Uris schreibt noch einen Roman
Den Verleumdungsprozess, den Dering gegen ihn angestrengt hatte, verarbeitete Leon Uris 1970 im Roman "QB VII", der 1974 mit Anthony Hopkins in der Rolle eines Dr. Adam Kelno verfilmt wurde. Der Roman ist, nach der deutschen Ausgabe von 1971/1982 zu urteilen, ein tendenziell beschämendes Machwerk, das zwar um Erklärungen für das Verhalten von Kelno/Dering bemüht ist, ihm aber auch sinnwidrige Ausfälle andichtet. Uris Roman-Doppelgänger wird zum Helden aufplustert, während die wenigen Menschen, die hier in Ehren zu halten sind, die Ärztinnen Dorota Lorska und Adélaïde Hautval, denkbar farblos nachgezeichnet werden. Insgesamt lässt sich der Roman heute als Fallbeispiel für die Unterschiede zwischen journalistischen und juristischen, historischen und literarischen Wahrheitsansprüchen lesen, der Journalist Jack Winnocour zeigte, wie sich besser über eine solche Rechtssache schreiben lässt.
Władysław Alexander Dering verstarb bereits 1965 in London. Eine Auseinandersetzung darüber, ob an ihn als Täter, als Opfer oder beides zugleich zu erinnern ist, steht aus. In einem Nachruf auf den Frankfurter Generalstaatsanwalt Fritz Bauer (1903-1968), der in die Zeugensuche von Uris' Anwälten involviert gewesen war, findet sich der Hinweis auf ein Paradox, in das Dering ansatzweise, Bauer tief verstrickt war: Wie war es mit den aufgeklärten Ideen von Spezial- und Generalprävention zu vereinbaren, die sozial so gut in die Nachkriegsgesellschaften integrierbaren NS-Täter strafrechtlich zu belangen?

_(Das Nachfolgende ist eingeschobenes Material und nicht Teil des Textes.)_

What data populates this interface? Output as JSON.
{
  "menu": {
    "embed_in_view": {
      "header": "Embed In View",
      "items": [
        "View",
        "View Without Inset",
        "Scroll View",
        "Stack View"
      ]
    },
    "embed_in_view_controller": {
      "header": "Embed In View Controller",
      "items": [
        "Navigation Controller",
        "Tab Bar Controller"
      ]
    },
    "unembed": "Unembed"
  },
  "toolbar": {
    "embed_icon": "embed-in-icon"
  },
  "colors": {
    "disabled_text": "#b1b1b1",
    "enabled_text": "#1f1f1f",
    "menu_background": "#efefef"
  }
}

Die drei Doktoren, mit denen Dering seit dem 6. Mai 1964 in England nicht in einer Reihe genannt werden wollte, nahmen folgendes Ende: Eduard Wirths starb 1945 in einem englischen Internierungslager an den Folgen eines Suizidversuchs, Carl Clauberg, 1957 aus sowjetischer Haft nach Deutschland zurückgekehrt, bevor ihm in der Bundesrepublik der Prozess gemacht werden konnte. Horst Schumann gelang das perfekte Verbrechen: Von bestenfalls unbeholfenen Ermittlungen betroffen, gelang ihm in den 1950er-Jahren die Flucht nach Afrika, zu einem Strafverfahren kam es – wegen medizinischer Gutachten zur Verhandlungsfähigkeit – nicht. Er starb, seit 1971 war das Verfahren eingestellt, 1983 den Tod eines freien Rentners.